Quotient filter

A quotient filter is a space-efficient probabilistic data structure used to test whether an element is a member of a set (an approximate membership query filter, AMQ). A query will elicit a reply specifying either that the element is definitely not in the set or that the element is probably in the set. The former result is definitive; i.e., the test does not generate false negatives. But with the latter result there is some probability, ε, of the test returning "element is in the set" when in fact the element is not present in the set (i.e., a false positive). There is a tradeoff between ε, the false positive rate, and storage size; increasing the filter's storage size reduces ε. Other AMQ operations include "insert" and "optionally delete". The more elements are added to the set, the larger the probability of false positives.

An approximate member query (AMQ) filter used to speed up answers in a key-value storage system. Key-value pairs are stored on a disk which has slow access times. AMQ filter decisions are much faster. However some unnecessary disk accesses are made when the filter reports a positive (in order to weed out the false positives). Overall answer speed is better with the AMQ filter than without it. Use of an AMQ filter for this purpose, however, does increase memory usage.

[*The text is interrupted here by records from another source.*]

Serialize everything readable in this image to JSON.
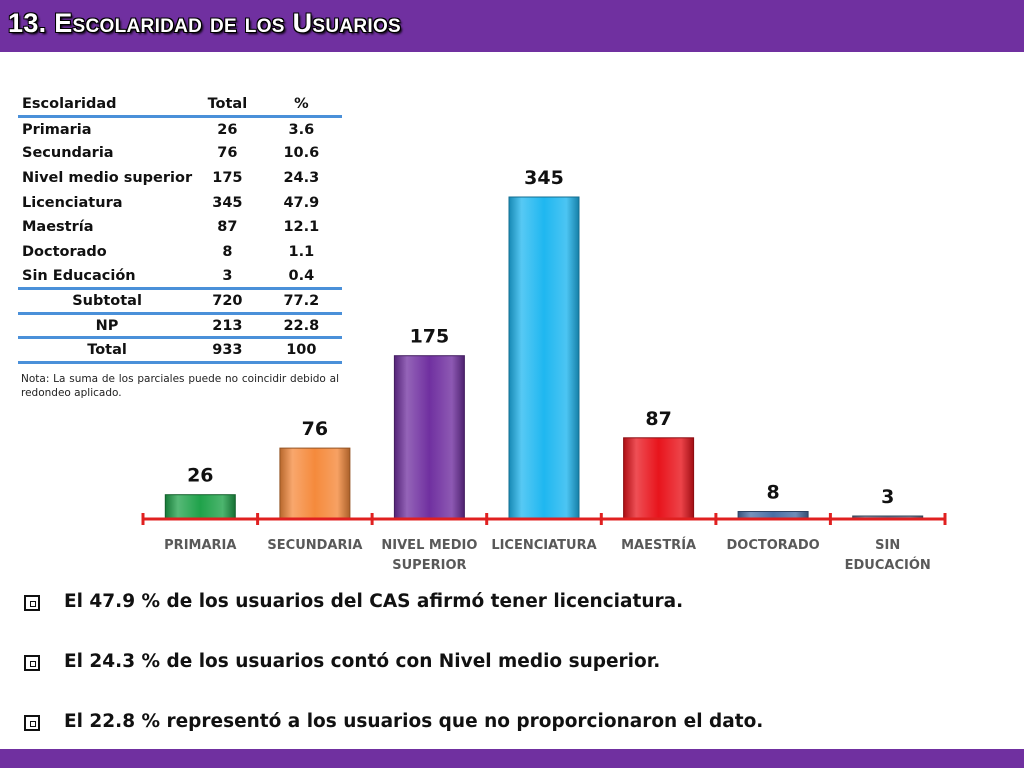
{
  "header": {
    "title": "13. Escolaridad de los Usuarios"
  },
  "table": {
    "headers": [
      "Escolaridad",
      "Total",
      "%"
    ],
    "rows": [
      [
        "Primaria",
        "26",
        "3.6"
      ],
      [
        "Secundaria",
        "76",
        "10.6"
      ],
      [
        "Nivel medio superior",
        "175",
        "24.3"
      ],
      [
        "Licenciatura",
        "345",
        "47.9"
      ],
      [
        "Maestría",
        "87",
        "12.1"
      ],
      [
        "Doctorado",
        "8",
        "1.1"
      ],
      [
        "Sin Educación",
        "3",
        "0.4"
      ]
    ],
    "subtotal": [
      "Subtotal",
      "720",
      "77.2"
    ],
    "np": [
      "NP",
      "213",
      "22.8"
    ],
    "total": [
      "Total",
      "933",
      "100"
    ],
    "note": "Nota: La suma de los parciales puede no coincidir debido al redondeo aplicado."
  },
  "chart_data": {
    "type": "bar",
    "categories": [
      [
        "PRIMARIA"
      ],
      [
        "SECUNDARIA"
      ],
      [
        "NIVEL MEDIO",
        "SUPERIOR"
      ],
      [
        "LICENCIATURA"
      ],
      [
        "MAESTRÍA"
      ],
      [
        "DOCTORADO"
      ],
      [
        "SIN",
        "EDUCACIÓN"
      ]
    ],
    "values": [
      26,
      76,
      175,
      345,
      87,
      8,
      3
    ],
    "colors": [
      "#1fa24a",
      "#f58a3c",
      "#7030a0",
      "#1fb7f0",
      "#e8141c",
      "#4a6fa5",
      "#5a6f8e"
    ],
    "axis_color": "#e02020",
    "ylim": [
      0,
      345
    ],
    "data_labels": true,
    "grid": false,
    "legend": "none"
  },
  "bullets": [
    "El 47.9 % de los usuarios del CAS afirmó tener licenciatura.",
    "El 24.3 % de los usuarios contó con Nivel medio superior.",
    "El 22.8 % representó a los usuarios que no proporcionaron el dato."
  ]
}
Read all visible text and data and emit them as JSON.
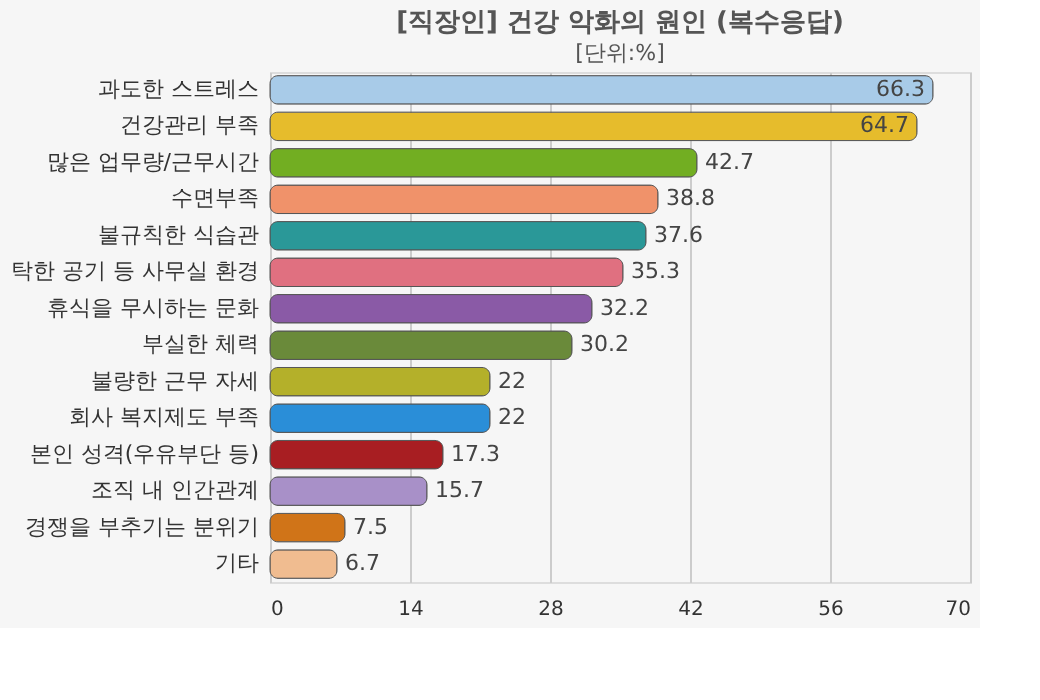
{
  "chart_data": {
    "type": "bar",
    "orientation": "horizontal",
    "title": "[직장인] 건강 악화의 원인 (복수응답)",
    "subtitle": "[단위:%]",
    "categories": [
      "과도한 스트레스",
      "건강관리 부족",
      "많은 업무량/근무시간",
      "수면부족",
      "불규칙한 식습관",
      "탁한 공기 등 사무실 환경",
      "휴식을 무시하는 문화",
      "부실한 체력",
      "불량한 근무 자세",
      "회사 복지제도 부족",
      "본인 성격(우유부단 등)",
      "조직 내 인간관계",
      "경쟁을 부추기는 분위기",
      "기타"
    ],
    "values": [
      66.3,
      64.7,
      42.7,
      38.8,
      37.6,
      35.3,
      32.2,
      30.2,
      22,
      22,
      17.3,
      15.7,
      7.5,
      6.7
    ],
    "colors": [
      "#a8cbe8",
      "#e6bc2c",
      "#72ae22",
      "#f0926a",
      "#2a9898",
      "#e07080",
      "#8a5aa6",
      "#6a8a3a",
      "#b4b02a",
      "#2a8ed8",
      "#a81e22",
      "#a890c8",
      "#d07418",
      "#f0bc90"
    ],
    "xlim": [
      0,
      70
    ],
    "xticks": [
      0,
      14,
      28,
      42,
      56,
      70
    ],
    "grid": "x",
    "data_labels": true
  }
}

A typical application for quotient filters, and other AMQ filters, is to serve as a proxy for the keys in a database on disk. As keys are added to or removed from the database, the filter is updated to reflect this. Any lookup will first consult the fast quotient filter, then look in the (presumably much slower) database only if the quotient filter reported the presence of the key. If the filter returns absence, the key is known not to be in the database without any disk accesses having been performed.

A quotient filter has the usual AMQ operations of insert and query. In addition it can also be merged and re-sized without having to re-hash the original keys (thereby avoiding the need to access those keys from secondary storage). This property benefits certain kinds of log-structured merge-trees.